Qualche buona notizia per Gian Piero Gasperini, in un momento comunque difficile, c’è. Ad esempio che Pavoletti e Gakpè sono convocati:“Non so che tipo di autonomia potranno avere-precisa il tecnico rossoblù- ma per noi è già importante poter iniziare a svotare l’infermeria: abbiamo cercato di reggere al meglio questa situazione di emergenza, è chiaro che tale situazione non è finita anche se in parte per colpa di ciò che abbiamo fatto noi, come per l’espulsione di Pandev”.
Già, le espulsioni, tasto dolente affrontato da Gasperini già a Roma: “Speriamo che contro il Milan si possa giocare in modo competitivo-dice- sino all’ultimo, senza espulsioni. Il Milan ha speso molto e sta facendo molto bene, noi siamo convinti di poter fare la nostra partita e decisi a interrompere questa serie negativa di risultati”.
Si parla, ovviamente, di crisi che, però, per Gasperini è soprattutto di risultati: “La squadra reagisce sempre, a me è piaciuta: in questo momento siamo deboli solo nelle due aree ma la squadra si è sempre comportata bene ed ha fatto bene.
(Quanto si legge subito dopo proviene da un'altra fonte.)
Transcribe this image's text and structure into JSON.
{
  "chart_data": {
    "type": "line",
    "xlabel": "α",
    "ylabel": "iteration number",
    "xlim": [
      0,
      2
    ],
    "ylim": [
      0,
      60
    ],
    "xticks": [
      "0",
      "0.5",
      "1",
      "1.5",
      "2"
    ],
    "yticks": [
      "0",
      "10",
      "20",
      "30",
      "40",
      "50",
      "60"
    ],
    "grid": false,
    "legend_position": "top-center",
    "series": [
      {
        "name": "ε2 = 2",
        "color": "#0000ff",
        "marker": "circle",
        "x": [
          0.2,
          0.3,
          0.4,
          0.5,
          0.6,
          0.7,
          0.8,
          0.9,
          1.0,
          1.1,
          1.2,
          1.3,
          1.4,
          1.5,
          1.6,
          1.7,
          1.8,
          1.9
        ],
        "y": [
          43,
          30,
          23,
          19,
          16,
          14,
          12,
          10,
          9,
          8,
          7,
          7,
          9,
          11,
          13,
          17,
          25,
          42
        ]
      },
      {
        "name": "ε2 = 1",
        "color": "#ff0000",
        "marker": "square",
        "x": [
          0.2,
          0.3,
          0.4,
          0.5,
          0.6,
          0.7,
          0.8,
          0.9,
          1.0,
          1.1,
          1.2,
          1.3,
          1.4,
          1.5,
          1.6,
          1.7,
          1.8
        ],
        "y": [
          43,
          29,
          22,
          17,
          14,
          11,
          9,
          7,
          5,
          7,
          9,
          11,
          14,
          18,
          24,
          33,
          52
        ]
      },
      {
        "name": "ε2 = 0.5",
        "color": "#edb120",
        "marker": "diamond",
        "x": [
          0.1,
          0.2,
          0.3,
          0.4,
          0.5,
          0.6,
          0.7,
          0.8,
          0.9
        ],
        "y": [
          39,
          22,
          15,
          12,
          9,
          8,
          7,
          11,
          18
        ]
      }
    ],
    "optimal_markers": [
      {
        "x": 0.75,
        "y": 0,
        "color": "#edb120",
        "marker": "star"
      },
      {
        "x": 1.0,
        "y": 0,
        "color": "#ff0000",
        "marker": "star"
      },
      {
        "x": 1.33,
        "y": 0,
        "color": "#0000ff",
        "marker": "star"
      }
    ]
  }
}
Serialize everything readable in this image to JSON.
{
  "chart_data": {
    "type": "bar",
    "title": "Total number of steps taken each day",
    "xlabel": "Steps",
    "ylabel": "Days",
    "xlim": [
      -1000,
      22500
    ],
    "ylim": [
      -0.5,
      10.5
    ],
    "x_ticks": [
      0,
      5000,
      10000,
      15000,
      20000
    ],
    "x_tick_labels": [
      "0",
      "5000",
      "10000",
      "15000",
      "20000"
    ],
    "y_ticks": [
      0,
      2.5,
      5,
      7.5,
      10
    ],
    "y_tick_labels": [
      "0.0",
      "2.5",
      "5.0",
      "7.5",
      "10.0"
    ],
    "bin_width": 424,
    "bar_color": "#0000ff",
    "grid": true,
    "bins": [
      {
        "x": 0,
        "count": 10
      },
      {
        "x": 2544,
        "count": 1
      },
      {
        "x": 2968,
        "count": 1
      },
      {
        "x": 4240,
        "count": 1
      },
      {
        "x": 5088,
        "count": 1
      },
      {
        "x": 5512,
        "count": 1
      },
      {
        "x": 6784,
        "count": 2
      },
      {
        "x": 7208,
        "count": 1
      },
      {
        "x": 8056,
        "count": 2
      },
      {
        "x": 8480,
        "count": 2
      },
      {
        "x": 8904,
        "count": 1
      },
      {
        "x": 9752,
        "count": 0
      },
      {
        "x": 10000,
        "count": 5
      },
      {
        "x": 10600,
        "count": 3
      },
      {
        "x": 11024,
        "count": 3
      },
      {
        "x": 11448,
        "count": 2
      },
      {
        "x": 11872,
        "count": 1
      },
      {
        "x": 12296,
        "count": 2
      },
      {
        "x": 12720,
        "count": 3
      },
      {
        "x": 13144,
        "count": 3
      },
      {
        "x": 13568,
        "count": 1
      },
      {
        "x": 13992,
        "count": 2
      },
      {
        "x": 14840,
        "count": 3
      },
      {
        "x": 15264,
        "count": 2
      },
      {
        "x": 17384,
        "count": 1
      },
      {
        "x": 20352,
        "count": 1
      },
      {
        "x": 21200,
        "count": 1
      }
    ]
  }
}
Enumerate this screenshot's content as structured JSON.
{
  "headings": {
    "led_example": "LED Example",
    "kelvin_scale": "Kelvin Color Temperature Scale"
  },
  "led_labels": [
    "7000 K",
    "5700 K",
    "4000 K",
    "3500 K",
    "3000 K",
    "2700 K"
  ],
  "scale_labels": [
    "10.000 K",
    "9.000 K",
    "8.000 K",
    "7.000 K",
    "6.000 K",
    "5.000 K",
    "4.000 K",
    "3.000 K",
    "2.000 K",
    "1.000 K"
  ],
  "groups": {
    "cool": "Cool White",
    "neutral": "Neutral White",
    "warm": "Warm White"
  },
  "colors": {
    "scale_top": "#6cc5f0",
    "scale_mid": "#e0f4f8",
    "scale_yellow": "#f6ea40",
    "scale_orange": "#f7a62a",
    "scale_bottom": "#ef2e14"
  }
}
I recuperi avranno molta importanza, ma dobbiamo guardare i nostri difetti: ad esempio, Pandev a Roma ha giocato bene ed ha subito molti falli, forse anche loro dovevano essere in dieci, ma questo non giustifica ciò che ha fatto”.
Genoa-Milan è sfida a molti ex: Antonelli, Bertolacci, Kucka, ma Gasperini parla soprattutto di uno che è rimasto, Diego Perotti: “ha fatto bene anche a Roma, è in ottima condizione e sono convinto che farà un ottimo campionato, anche meglio dello scorso anno, e che certi valori verranno fuori una volta recuperati tutti gli infortunati”.
Un cenno, infine, alla parole di Preziosi sugli eventuali rinforzi: “Globalmente-spiega Gasperini- la squadra è a posto e numericamente coperta in tutti i ruoli, nessuno poteva prevedere questa lunga serie di infortuni. Comunque si vedrà più avanti, sono convinto che superata questa emergenza potremo fare bene”.